Je trouvai donc là aussi et surtout un joli moment de paix. Le genre qui à lui seul vous ferait revenir à Lyon pour juste vous planter là, en bord de cette Saône, un Rougon Macquart ou que sais-je à la main, à savourer la plume, la vue, le temps qui passe, à faire l’éloge de la lenteur avec laquelle un si agréable moment s’égrènerait et à prier pour qu’il ne soit pas troublé par l’affreuse musique crachée par l’enceinte d’un malotru avoisinant.

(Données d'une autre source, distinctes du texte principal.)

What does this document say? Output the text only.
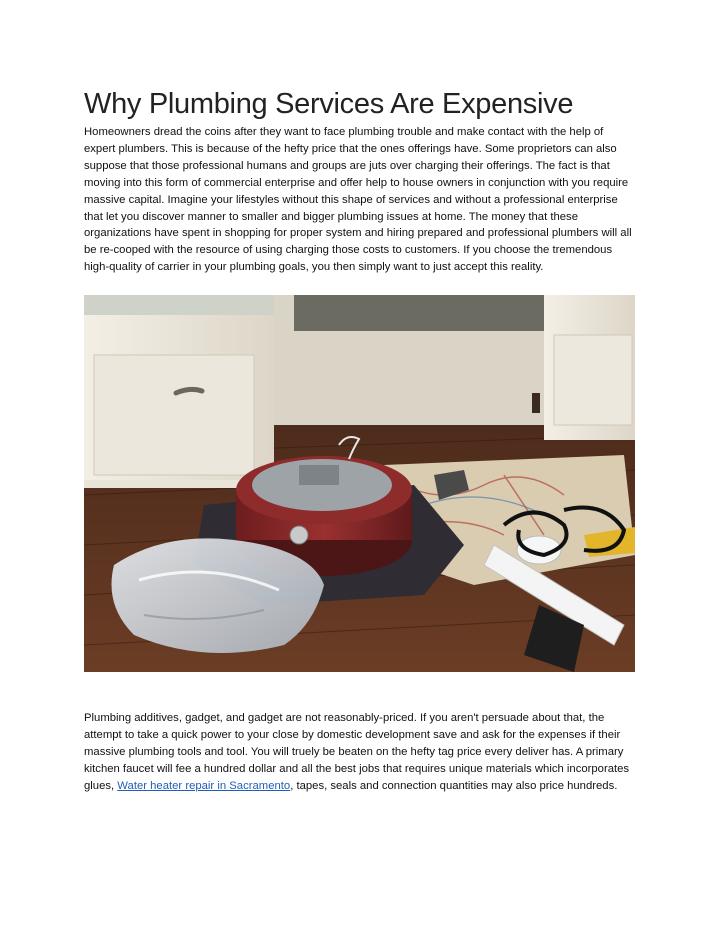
Why Plumbing Services Are Expensive

Homeowners dread the coins after they want to face plumbing trouble and make contact with the help of expert plumbers. This is because of the hefty price that the ones offerings have. Some proprietors can also suppose that those professional humans and groups are juts over charging their offerings. The fact is that moving into this form of commercial enterprise and offer help to house owners in conjunction with you require massive capital. Imagine your lifestyles without this shape of services and without a professional enterprise that let you discover manner to smaller and bigger plumbing issues at home. The money that these organizations have spent in shopping for proper system and hiring prepared and professional plumbers will all be re-cooped with the resource of using charging those costs to customers. If you choose the tremendous high-quality of carrier in your plumbing goals, you then simply want to just accept this reality.

Plumbing additives, gadget, and gadget are not reasonably-priced. If you aren't persuade about that, the attempt to take a quick power to your close by domestic development save and ask for the expenses if their massive plumbing tools and tool. You will truely be beaten on the hefty tag price every deliver has. A primary kitchen faucet will fee a hundred dollar and all the best jobs that requires unique materials which incorporates glues, Water heater repair in Sacramento, tapes, seals and connection quantities may also price hundreds.
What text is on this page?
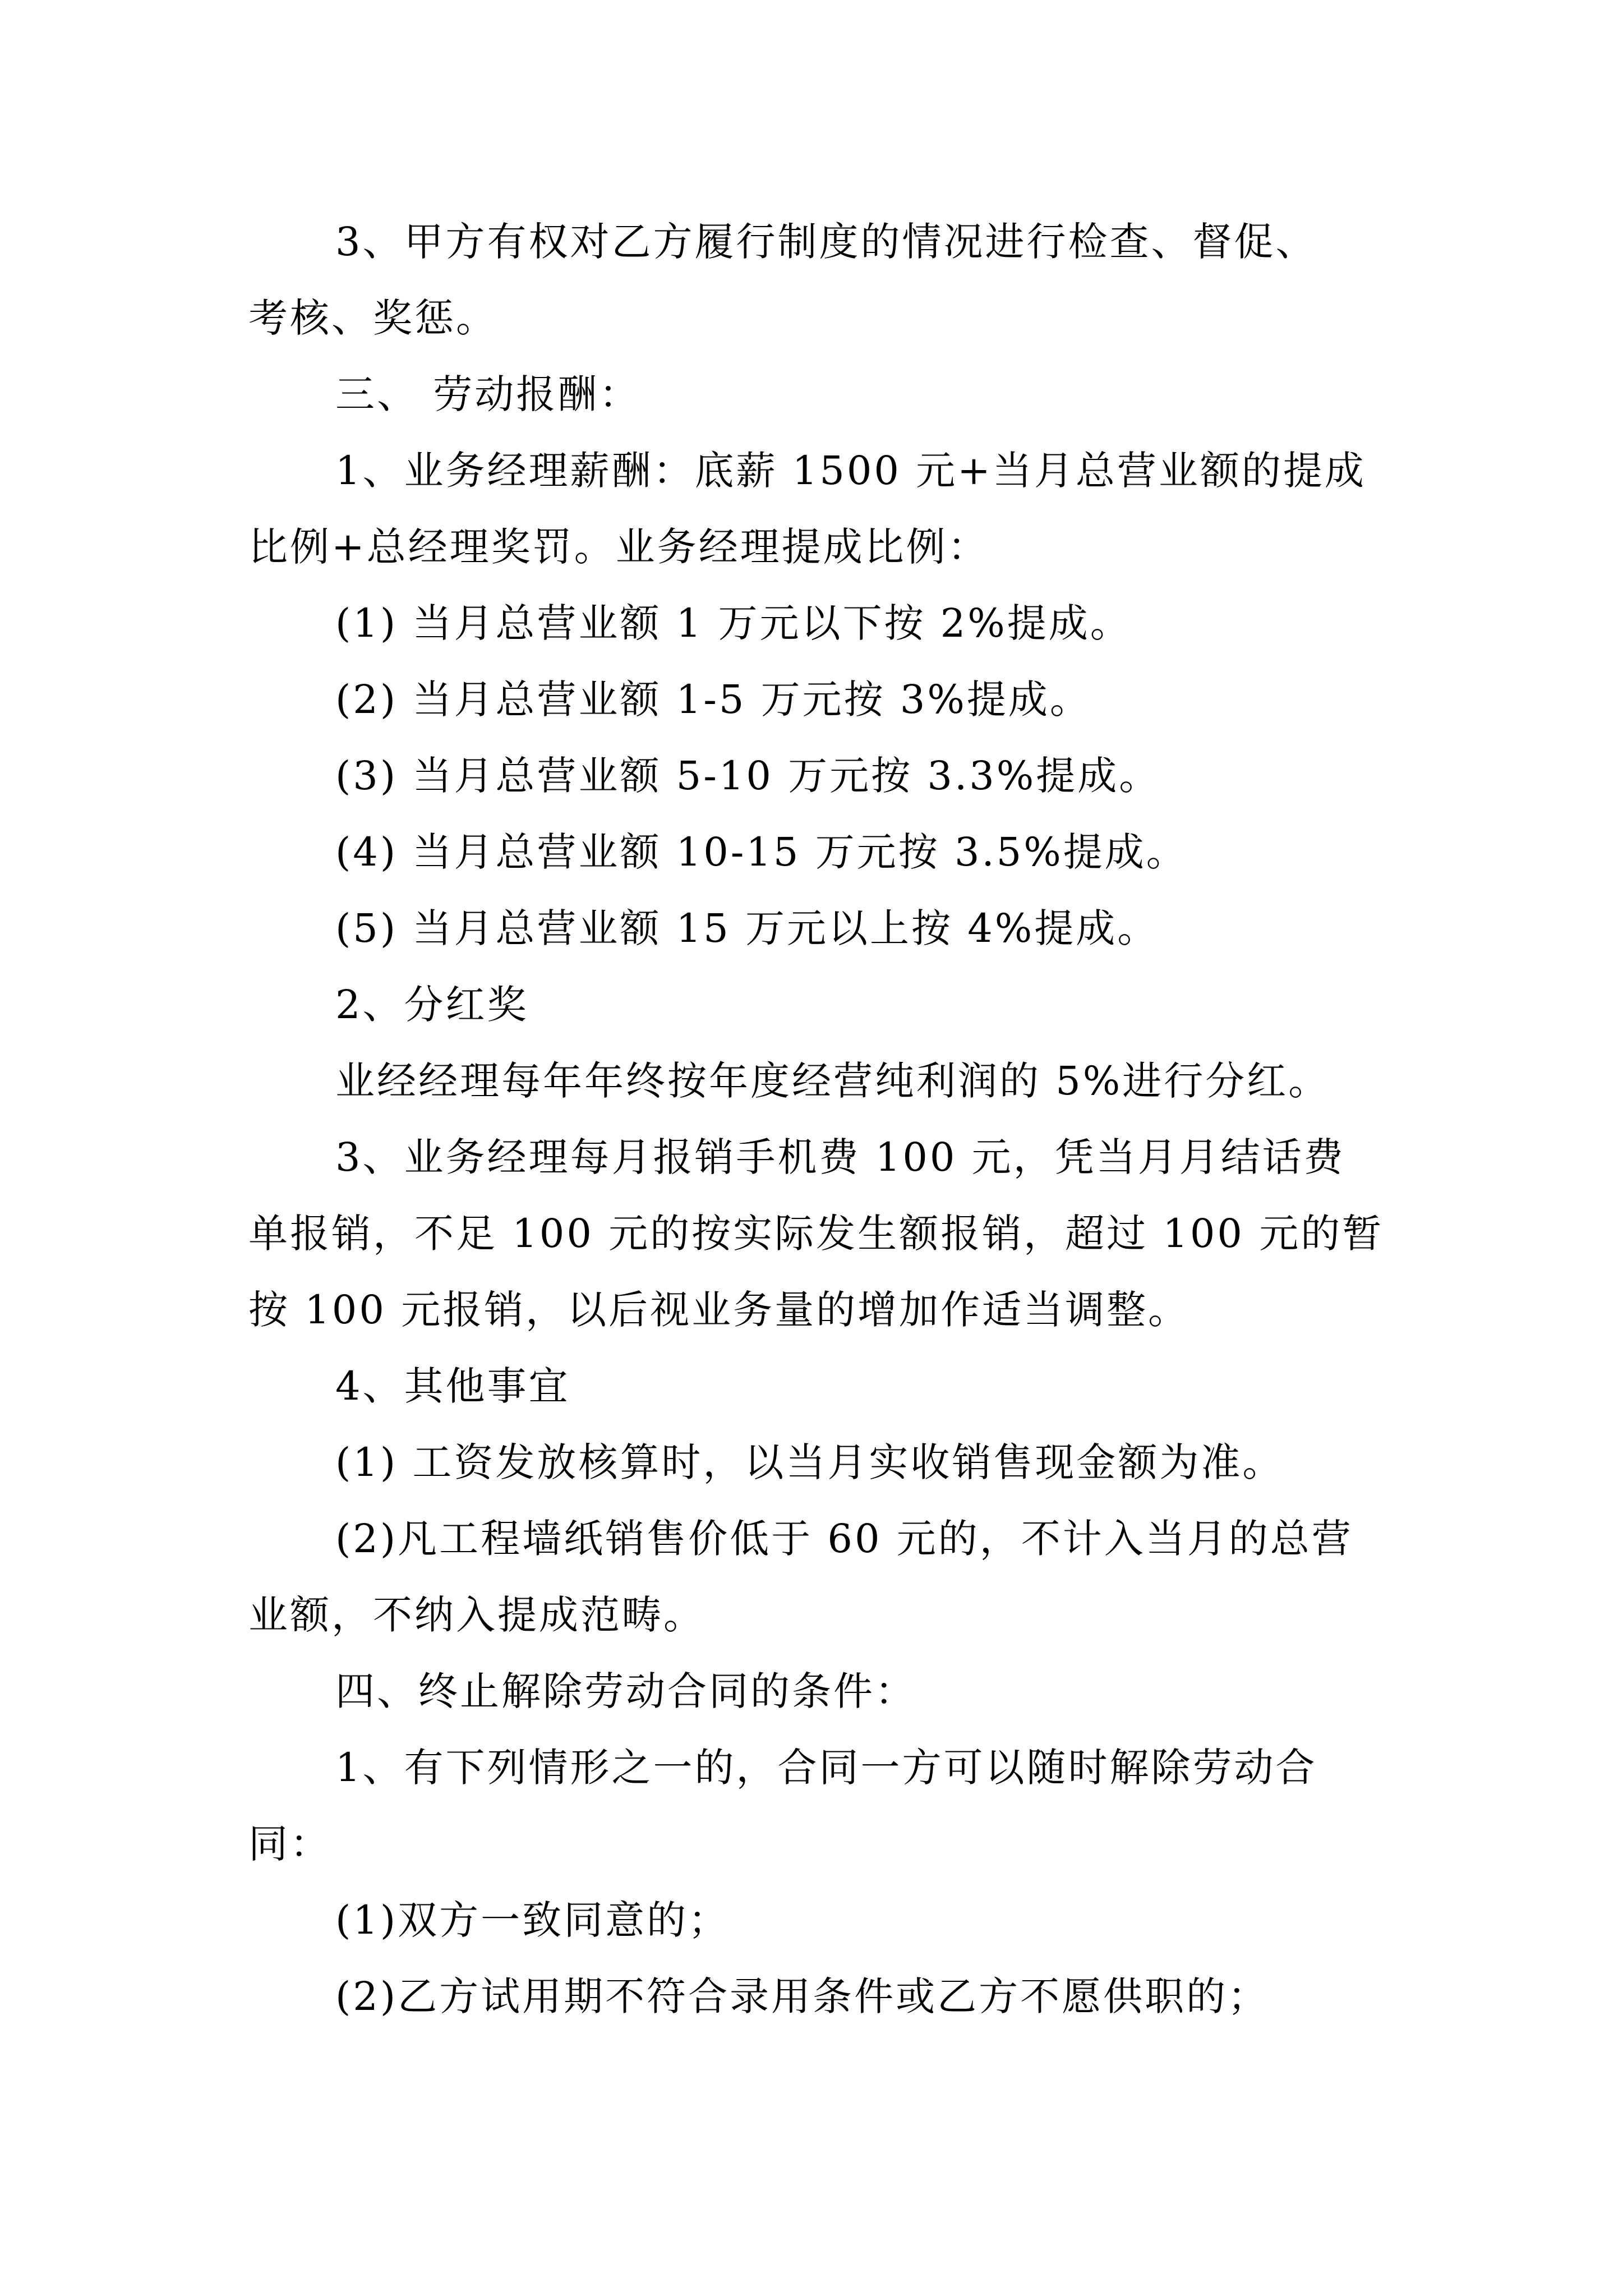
3、甲方有权对乙方履行制度的情况进行检查、督促、
考核、奖惩。
三、 劳动报酬：
1、业务经理薪酬：底薪 1500 元+当月总营业额的提成
比例+总经理奖罚。业务经理提成比例：
(1) 当月总营业额 1 万元以下按 2%提成。
(2) 当月总营业额 1-5 万元按 3%提成。
(3) 当月总营业额 5-10 万元按 3.3%提成。
(4) 当月总营业额 10-15 万元按 3.5%提成。
(5) 当月总营业额 15 万元以上按 4%提成。
2、分红奖
业经经理每年年终按年度经营纯利润的 5%进行分红。
3、业务经理每月报销手机费 100 元，凭当月月结话费
单报销，不足 100 元的按实际发生额报销，超过 100 元的暂
按 100 元报销，以后视业务量的增加作适当调整。
4、其他事宜
(1) 工资发放核算时，以当月实收销售现金额为准。
(2)凡工程墙纸销售价低于 60 元的，不计入当月的总营
业额，不纳入提成范畴。
四、终止解除劳动合同的条件：
1、有下列情形之一的，合同一方可以随时解除劳动合
同：
(1)双方一致同意的；
(2)乙方试用期不符合录用条件或乙方不愿供职的；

Ce qui est hélas bien trop légion de nos jours…
Dans la foulée de ces réflexions vint ensuite et enfin le moment de pénétrer dans le second haut lieu sacré du programme de mon séjour : Le fameux Vieux Lyon ! L’accès au mythique quartier se fit par la passerelle Saint Antoine, grand ouvrage de fer peint en rouge à la symétrie farouche depuis lequel on a droit à un fort sympathique panorama.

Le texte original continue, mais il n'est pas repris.